Despite advances in the field of medicine, tuberculosis remains a major killer worldwide. One reason is because of the increasing number of drug-resistant strains of the bacterium that causes TB.

“About 450,000 people developed multi-drug resistant TB (MDR-TB) in 2012. More than half of these cases were in India, China and the Russian Federation. It is estimated that about 9.6 percent of MDR-TB cases had extensively drug resistant TB (XDR-TB),” the World Health Organization (WHO) said, adding that 170,000 have died of the disease.

What’s distressing is that many cases of MDR-TB are found in children. In a recent study published in The Lancet, Ted Cohen of the Harvard School of Public Health said in 2010 that 32,000 children under 15 had MDR-TB and could not be treated with the powerful drugs isoniazid and rifampicin.

He added that many cases of MDR-TB in this age group are undetected. Cohen’s research is the first to study the extent of MDR-TB in kids.

Drug-resistant TB occurs when antibiotics somehow fail to kill all of the bacteria that are responsible for the disease. Bacteria that survive the onslaught of a certain antibiotic become stronger and pass on this trait to other bacteria.

Eventually, surviving bacteria will not be affected by a single anti-TB drug and this immunity may extend to other antibiotics as well.

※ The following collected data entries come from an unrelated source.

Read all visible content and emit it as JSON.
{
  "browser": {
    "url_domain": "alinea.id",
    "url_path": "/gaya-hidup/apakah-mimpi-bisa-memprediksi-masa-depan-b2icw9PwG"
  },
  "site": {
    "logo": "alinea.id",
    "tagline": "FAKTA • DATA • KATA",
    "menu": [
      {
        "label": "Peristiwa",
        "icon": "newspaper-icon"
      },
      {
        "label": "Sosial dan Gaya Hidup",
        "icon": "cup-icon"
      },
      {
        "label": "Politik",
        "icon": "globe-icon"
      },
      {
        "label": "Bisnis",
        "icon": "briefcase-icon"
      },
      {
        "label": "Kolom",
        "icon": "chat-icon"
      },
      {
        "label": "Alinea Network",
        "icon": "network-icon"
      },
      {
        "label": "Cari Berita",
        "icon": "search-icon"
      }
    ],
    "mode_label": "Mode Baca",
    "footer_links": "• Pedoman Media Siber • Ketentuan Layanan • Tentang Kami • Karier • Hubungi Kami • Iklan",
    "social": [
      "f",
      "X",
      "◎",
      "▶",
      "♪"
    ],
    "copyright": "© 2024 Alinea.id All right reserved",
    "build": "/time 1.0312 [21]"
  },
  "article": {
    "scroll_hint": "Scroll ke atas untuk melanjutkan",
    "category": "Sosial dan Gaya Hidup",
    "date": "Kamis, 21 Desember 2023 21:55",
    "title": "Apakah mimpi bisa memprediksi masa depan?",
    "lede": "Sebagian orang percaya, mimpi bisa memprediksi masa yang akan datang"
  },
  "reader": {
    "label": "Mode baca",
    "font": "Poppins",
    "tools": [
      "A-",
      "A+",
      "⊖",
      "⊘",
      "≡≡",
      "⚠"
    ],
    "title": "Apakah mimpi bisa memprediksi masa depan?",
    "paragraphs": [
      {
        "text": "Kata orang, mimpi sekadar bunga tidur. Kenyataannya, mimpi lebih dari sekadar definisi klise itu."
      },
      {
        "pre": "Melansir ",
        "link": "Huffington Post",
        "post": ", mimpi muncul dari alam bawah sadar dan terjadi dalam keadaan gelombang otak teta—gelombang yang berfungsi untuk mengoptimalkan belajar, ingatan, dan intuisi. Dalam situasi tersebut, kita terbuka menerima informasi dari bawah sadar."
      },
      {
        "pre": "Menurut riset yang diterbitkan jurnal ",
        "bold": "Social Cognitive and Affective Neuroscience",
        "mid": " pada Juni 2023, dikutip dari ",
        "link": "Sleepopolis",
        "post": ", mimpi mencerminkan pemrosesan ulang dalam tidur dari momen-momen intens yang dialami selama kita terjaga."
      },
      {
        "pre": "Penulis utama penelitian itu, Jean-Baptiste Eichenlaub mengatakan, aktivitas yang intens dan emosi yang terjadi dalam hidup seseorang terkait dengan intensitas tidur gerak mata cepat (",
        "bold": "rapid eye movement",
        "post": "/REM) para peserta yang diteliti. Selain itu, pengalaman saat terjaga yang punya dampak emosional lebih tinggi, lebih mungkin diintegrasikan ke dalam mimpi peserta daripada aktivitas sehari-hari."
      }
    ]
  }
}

For this reason, patients with active tuberculosis are required to take a lot of medications for a long time to treat the disease and prevent antibiotic resistance.

When TB does not respond to the standard drugs isoniazid and rifampicin, this is called MDR-TB. This type of TB is usually caused by the inappropriate or incorrect use of anti-TB drugs and bad or poor medicines.

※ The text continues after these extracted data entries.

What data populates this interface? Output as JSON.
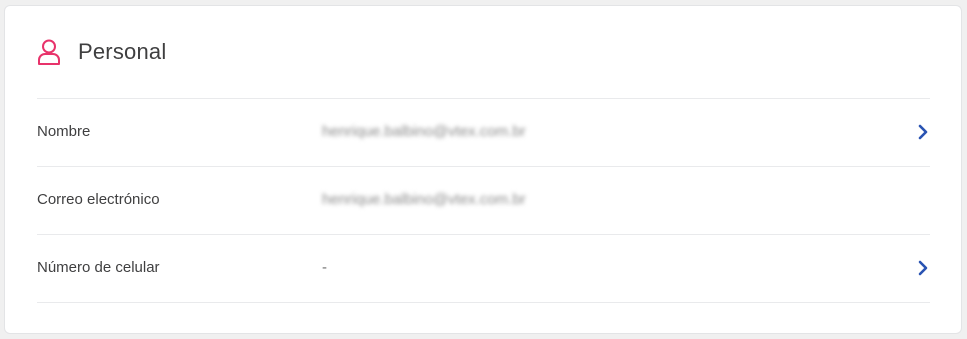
{
  "section": {
    "title": "Personal",
    "icon": "user-icon",
    "icon_color": "#e8336b"
  },
  "rows": [
    {
      "label": "Nombre",
      "value": "henrique.balbino@vtex.com.br",
      "blurred": true,
      "has_chevron": true
    },
    {
      "label": "Correo electrónico",
      "value": "henrique.balbino@vtex.com.br",
      "blurred": true,
      "has_chevron": false
    },
    {
      "label": "Número de celular",
      "value": "-",
      "blurred": false,
      "has_chevron": true
    }
  ],
  "colors": {
    "chevron": "#2953b2",
    "text": "#3f3f40",
    "divider": "#e9eaec"
  }
}
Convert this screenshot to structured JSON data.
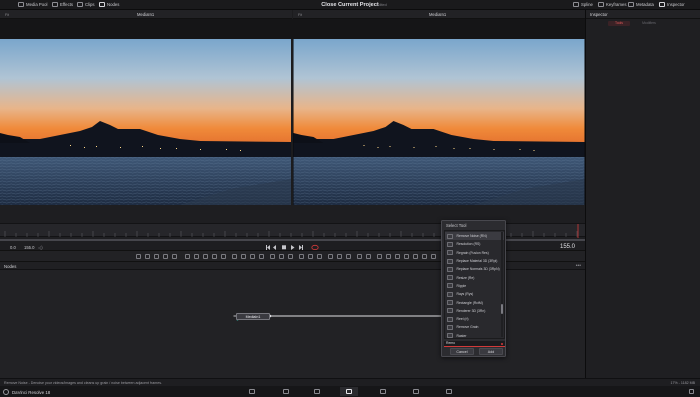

While a patient with MDR-TB can still be cured using other drugs, his treatment options are limited and the remaining medicines will not work as well as the first-line of drugs against TB. The patient is also at risk for XDR-TB.

Moreover, these secondary medicines are not always available and have to be taken for a longer period of time (up to two years). Treatment is more costly and there is a bigger chance that the patient may experience side effects. These include nausea and vomiting, loss of appetite, dark urine, fever, and yellow skin.

To prevent drug-resistant TB, patients must follow their doctors’ instructions and complete their medicines. Skipping medicines or suddenly stopping treatment allows TB bacteria to become more powerful, making the disease difficult and more costly to treat.

After only a few weeks of treatment, TB becomes no longer contagious and the patient should start feeling better.

A program called directly observed treatment, short-course (DOTS) can help patients remember when to take their medicines. In the Philippines, this began in 1997 and now covers the entire nation. The National TB Control Program of the Department of Health has been implementing this program in various municipalities and barangays for years, with hopes that it will help prevent needless deaths from TB.